Mouse SAMHD1 is inducible by type-I and type-II IFN.
(A) BMDM and RAW264.7 cells were treated for 24 hours with increasing concentrations of IFNβ. SAMHD1 was then detected on an immunoblot probed with anti-SAMHD1 antiserum, and GAPDH was detected as a loading control. The bands were quantified, and the quantification is graphed in the right panel. (B) BMDM and RAW264.7 cells were treated for 24 hours with increasing concentrations of IFNγ. SAMHD1 was detected and quantified as in (A). The data are representative of 3 independent experiments.
Figure 6.
Type-I IFN is regulated by SAMHD1 in RAW264.7 cells.

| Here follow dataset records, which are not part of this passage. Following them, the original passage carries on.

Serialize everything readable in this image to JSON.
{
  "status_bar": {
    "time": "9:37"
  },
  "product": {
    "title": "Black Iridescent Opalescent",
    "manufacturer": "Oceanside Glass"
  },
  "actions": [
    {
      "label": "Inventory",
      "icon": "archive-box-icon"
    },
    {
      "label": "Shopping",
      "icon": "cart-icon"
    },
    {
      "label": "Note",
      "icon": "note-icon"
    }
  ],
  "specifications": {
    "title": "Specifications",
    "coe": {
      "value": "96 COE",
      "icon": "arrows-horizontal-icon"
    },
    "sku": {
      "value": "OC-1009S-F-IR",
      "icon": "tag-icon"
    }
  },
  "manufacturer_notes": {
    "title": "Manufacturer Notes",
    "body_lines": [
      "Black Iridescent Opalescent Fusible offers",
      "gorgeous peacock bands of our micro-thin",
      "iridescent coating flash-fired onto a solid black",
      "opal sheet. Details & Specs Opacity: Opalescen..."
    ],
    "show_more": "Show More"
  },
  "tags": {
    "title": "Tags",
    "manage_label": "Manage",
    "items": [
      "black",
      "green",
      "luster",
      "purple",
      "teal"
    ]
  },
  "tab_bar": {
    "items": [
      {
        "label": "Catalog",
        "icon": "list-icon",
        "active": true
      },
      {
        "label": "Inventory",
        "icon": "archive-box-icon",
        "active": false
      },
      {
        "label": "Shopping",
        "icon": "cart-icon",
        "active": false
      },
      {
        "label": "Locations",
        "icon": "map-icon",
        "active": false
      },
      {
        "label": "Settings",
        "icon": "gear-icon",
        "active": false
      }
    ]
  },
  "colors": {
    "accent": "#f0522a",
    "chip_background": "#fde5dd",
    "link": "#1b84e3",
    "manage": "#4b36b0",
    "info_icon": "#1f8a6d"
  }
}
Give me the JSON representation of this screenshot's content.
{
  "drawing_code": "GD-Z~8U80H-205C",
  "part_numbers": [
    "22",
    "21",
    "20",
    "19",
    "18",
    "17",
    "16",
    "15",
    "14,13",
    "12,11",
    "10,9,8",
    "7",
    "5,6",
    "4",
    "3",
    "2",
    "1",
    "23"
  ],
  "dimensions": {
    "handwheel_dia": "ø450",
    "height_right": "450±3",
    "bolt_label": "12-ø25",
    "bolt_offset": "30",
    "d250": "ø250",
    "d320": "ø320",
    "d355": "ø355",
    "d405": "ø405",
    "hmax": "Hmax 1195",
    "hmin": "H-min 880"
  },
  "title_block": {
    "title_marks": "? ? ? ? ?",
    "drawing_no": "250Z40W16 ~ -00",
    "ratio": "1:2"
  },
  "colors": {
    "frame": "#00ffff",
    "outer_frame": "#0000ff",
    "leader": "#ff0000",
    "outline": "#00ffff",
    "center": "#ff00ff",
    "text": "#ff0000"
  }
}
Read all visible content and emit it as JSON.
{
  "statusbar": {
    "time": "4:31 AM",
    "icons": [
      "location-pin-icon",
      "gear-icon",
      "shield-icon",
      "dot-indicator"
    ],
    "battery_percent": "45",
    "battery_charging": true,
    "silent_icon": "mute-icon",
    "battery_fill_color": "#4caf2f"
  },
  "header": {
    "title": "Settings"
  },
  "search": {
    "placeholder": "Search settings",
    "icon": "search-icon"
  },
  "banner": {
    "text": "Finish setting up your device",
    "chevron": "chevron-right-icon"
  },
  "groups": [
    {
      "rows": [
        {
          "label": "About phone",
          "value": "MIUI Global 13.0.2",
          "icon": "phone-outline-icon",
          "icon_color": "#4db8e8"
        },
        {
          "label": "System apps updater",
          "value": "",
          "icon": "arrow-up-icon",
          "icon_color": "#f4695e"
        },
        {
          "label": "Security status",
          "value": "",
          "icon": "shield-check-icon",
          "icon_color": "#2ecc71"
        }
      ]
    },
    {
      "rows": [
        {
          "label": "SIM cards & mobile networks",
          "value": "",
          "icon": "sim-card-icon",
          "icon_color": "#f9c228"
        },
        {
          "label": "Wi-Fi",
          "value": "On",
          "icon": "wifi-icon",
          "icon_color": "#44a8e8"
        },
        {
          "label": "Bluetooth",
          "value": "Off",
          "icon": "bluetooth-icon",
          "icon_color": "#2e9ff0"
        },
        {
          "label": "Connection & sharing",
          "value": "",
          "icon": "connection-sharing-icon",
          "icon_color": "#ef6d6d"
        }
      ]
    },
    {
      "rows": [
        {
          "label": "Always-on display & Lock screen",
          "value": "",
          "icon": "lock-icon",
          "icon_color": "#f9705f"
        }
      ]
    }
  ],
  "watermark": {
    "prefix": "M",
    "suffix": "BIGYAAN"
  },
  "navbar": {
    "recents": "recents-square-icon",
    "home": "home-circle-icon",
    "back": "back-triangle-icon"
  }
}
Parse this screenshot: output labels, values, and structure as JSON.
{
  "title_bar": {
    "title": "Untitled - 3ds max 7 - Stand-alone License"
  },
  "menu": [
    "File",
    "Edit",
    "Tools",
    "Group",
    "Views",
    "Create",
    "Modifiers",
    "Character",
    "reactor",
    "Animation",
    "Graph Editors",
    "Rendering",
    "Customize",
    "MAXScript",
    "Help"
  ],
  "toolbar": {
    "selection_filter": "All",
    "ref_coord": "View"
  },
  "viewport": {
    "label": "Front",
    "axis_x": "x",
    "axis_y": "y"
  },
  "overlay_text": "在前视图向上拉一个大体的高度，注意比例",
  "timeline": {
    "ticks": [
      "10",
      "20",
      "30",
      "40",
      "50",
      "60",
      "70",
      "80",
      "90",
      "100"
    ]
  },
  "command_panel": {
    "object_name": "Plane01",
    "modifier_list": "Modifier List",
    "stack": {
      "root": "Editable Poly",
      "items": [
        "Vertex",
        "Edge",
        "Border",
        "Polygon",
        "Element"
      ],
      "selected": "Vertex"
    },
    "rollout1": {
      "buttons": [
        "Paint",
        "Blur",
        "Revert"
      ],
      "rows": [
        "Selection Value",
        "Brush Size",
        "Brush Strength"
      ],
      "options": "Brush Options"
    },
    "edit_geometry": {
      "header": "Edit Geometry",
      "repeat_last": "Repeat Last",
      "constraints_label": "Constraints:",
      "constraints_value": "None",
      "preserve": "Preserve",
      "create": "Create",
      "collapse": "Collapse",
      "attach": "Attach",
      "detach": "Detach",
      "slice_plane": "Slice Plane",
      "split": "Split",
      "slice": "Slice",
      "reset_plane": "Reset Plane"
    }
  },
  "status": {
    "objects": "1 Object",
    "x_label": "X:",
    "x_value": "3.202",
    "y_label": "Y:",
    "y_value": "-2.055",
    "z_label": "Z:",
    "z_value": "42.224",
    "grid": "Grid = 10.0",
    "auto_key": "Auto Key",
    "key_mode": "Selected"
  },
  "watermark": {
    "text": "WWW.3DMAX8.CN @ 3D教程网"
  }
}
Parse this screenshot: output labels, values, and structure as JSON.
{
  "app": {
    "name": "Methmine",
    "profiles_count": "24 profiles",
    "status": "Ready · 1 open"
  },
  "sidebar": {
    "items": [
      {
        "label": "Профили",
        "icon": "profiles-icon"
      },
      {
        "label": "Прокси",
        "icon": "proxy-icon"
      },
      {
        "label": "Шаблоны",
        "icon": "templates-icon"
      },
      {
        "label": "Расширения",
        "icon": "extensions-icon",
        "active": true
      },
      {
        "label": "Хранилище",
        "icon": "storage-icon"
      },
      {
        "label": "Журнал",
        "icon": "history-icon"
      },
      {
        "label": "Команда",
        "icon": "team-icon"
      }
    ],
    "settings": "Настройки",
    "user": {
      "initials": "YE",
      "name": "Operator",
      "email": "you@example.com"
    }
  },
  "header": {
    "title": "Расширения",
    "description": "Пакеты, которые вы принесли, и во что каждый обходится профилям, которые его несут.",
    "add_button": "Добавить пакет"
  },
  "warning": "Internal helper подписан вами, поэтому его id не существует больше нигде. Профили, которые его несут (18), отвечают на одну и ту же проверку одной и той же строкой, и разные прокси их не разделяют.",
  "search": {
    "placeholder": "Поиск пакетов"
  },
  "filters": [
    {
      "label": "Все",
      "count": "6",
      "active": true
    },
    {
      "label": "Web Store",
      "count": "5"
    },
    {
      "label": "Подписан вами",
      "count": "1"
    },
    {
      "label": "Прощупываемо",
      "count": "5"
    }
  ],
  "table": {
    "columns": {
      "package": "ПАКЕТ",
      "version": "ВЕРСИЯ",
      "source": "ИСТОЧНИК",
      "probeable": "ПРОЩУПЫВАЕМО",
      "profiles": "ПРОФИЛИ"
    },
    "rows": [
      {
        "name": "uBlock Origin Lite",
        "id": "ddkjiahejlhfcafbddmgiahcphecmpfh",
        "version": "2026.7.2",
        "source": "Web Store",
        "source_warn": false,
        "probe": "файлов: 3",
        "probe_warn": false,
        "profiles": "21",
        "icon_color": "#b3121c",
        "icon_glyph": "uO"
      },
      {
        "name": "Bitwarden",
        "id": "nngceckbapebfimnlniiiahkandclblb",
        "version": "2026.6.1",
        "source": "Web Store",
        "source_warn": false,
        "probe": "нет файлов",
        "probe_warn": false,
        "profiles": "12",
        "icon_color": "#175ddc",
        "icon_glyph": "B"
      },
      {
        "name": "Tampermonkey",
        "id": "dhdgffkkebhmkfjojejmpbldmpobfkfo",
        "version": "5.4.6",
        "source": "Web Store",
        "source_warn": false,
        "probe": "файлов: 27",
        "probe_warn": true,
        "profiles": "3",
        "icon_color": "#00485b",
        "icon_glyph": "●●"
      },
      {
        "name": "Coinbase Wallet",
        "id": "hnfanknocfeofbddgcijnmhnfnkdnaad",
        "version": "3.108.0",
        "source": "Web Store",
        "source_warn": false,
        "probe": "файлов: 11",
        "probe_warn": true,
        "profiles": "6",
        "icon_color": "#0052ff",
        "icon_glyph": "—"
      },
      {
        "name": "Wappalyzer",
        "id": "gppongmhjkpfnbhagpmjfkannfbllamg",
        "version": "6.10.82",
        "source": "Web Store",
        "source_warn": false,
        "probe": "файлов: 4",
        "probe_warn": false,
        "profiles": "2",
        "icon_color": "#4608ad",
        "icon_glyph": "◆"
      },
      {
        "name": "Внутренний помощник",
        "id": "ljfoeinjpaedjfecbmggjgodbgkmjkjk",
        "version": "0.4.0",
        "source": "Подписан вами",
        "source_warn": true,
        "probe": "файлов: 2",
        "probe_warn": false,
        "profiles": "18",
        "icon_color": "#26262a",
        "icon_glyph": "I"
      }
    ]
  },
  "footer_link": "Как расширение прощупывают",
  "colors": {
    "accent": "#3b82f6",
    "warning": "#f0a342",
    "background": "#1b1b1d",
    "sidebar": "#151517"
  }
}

(A) Total RNA was extracted from SAMHD1 knock-down and control RAW264.7 cells. IFNβ, MX-1, IFIT-1, Trim5, IP-10 and TNFα transcript levels were quantified in triplicate by qRT-PCR, normalized to GAPDH, and the ratio (SAMHD1 knock-down cells to control cells) is shown. (B) Supernatant was collected from SAMHD1 knock-down and control RAW264.7 cells and IFNβ was quantified. Measurements were in triplicate and error bars indicate the standard deviation.